A year and change ago some lads on 4chan[nel] were talking Halo books. I wasn't up for a book stuffed with spoilers but some prequels made the list, most notably Nylund's Fall of Reach. There's also Evolutions. It's been ten months but at last, maybe a fortnight ago, I found several such books, used. I got Contact Harvest and The Cole Protocol.
These two were reviewed by Rev. Garrick Sinclair Beckett at the Lutheran Column, here and here respectively. Beckett, I posit, reviewed them in the order in which they should be read. Contact Harvest is the prequel inasmuch as it details first-contact at the planet Harvest (hence the name). But - and here you'll find me disagreeing with a Lutheran, however characteristic of this blog - it's not as good. And thematically I got more out of The Cole Protocol.
CH's problem is that its narrative frames a lore-dump ("so THAT's how it happened!").
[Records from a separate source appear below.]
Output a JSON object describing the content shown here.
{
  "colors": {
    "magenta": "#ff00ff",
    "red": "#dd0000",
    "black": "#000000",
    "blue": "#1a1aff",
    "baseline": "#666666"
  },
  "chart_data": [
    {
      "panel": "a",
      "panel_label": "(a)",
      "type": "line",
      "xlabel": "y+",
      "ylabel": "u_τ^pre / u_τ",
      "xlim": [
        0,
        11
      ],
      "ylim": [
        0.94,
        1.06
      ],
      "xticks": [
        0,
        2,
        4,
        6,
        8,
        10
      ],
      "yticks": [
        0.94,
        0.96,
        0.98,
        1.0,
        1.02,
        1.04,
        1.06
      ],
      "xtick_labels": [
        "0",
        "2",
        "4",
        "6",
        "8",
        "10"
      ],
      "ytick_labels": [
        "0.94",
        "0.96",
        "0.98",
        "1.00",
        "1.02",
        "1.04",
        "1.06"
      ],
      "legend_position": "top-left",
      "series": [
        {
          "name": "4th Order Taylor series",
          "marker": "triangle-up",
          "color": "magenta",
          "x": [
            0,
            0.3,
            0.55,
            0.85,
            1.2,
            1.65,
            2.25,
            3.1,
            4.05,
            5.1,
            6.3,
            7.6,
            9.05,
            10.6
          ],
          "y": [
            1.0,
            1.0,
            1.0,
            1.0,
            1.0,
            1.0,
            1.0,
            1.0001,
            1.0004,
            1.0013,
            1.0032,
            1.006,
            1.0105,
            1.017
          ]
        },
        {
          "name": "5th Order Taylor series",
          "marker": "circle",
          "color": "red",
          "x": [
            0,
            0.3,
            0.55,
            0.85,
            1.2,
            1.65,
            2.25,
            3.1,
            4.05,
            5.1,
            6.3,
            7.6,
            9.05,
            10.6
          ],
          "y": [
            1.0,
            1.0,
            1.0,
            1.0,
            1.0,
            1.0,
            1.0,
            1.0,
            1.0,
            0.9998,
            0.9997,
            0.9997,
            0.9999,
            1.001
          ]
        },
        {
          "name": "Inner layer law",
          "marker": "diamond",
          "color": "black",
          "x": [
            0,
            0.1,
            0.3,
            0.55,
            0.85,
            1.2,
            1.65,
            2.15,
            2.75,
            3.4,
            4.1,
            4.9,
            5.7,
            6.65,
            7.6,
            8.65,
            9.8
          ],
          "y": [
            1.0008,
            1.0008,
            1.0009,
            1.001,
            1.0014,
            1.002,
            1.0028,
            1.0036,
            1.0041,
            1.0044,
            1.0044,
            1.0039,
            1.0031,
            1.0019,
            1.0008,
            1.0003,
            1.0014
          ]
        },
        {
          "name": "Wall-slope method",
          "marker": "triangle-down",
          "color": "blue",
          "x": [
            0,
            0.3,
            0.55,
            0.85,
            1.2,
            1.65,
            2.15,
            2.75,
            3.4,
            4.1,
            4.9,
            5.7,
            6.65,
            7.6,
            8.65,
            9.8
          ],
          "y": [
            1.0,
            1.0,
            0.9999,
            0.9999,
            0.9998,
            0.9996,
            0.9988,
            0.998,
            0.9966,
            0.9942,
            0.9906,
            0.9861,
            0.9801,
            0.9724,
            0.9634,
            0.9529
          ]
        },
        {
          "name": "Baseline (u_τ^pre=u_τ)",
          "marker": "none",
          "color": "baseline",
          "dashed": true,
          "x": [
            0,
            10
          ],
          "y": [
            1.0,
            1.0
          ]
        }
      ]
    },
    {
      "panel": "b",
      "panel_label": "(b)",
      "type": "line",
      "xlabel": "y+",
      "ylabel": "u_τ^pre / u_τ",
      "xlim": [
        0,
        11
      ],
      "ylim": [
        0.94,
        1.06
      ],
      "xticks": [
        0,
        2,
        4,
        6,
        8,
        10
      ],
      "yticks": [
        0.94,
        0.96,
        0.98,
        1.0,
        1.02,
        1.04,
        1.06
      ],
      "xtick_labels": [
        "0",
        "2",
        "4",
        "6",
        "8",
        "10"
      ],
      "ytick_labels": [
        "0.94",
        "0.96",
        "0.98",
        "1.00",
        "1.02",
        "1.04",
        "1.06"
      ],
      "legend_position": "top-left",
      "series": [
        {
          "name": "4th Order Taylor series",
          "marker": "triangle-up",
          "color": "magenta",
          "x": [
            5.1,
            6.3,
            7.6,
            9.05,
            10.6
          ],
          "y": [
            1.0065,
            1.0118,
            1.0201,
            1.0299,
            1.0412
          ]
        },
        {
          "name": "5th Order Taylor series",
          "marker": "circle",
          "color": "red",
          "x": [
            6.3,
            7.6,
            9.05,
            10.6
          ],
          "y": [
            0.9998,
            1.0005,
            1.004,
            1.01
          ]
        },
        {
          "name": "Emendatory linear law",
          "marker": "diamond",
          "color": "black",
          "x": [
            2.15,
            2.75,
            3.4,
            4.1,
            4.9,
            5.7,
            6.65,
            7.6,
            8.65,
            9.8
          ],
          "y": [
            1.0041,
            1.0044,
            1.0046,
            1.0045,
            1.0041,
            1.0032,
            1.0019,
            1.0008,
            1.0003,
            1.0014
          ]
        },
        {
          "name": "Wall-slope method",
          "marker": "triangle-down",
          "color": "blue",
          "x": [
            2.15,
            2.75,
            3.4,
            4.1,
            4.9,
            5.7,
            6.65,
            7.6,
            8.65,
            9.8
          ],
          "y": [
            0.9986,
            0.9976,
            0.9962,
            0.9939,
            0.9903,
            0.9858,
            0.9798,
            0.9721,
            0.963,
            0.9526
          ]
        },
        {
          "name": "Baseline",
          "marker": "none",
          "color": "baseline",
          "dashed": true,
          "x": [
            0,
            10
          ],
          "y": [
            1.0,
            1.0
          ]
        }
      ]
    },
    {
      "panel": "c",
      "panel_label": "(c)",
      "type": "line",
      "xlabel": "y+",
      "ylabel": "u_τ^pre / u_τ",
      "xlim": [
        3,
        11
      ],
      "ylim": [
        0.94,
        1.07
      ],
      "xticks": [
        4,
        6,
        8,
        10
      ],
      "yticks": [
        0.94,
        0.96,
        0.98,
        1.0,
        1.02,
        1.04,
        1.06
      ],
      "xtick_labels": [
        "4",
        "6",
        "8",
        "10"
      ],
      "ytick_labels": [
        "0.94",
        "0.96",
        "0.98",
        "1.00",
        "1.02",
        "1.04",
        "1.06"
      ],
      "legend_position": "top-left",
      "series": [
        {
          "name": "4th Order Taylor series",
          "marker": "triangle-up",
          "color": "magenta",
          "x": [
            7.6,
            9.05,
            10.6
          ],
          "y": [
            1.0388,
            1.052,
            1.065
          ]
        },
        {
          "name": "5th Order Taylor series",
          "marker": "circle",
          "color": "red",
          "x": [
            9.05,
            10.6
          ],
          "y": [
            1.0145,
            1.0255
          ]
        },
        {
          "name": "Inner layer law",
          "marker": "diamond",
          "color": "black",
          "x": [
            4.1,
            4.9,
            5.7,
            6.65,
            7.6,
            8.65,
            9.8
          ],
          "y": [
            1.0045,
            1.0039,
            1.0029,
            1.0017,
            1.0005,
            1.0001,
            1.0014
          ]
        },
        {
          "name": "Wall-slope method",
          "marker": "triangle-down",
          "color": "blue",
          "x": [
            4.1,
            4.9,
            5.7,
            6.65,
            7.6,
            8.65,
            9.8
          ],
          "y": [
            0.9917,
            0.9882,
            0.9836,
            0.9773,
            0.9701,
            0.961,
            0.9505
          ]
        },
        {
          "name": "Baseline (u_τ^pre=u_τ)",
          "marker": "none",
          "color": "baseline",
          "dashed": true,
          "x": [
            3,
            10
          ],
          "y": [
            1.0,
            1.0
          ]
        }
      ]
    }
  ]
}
Its author Joseph Staten was actually a major writer for the first two games, but hadn't written a novel yet. It's not that "it shows"; Staten proves himself a competent novelist, and I'd happily buy a later book of his. It's just that to give life to a lore-dump / backstory-script, requires a great novelist, if it can be done at all.
TCP by contrast deals with one of the outlier worlds - now a system, on account the Covenant has just got through turning its human-inhabited world into a lavaball. Tobias "Dirt" Buckell here wasn't putting lore into text; he was mopping up the first game's plotholes, sort of doing a fanfic. The main plothole here: how do Covenant races react to the most unCovenantal decision in Covenant history, here that humans aren't to be converted like (say) Kig-Yar and Unggoy, but to be exterminated. Buckell proposes that the implementation of this eternal-doctrine went in stages, that at least the Kig-Yar might make side-deals.
Both books were worth my time. TCP is a 4/5 over CH's 3/5.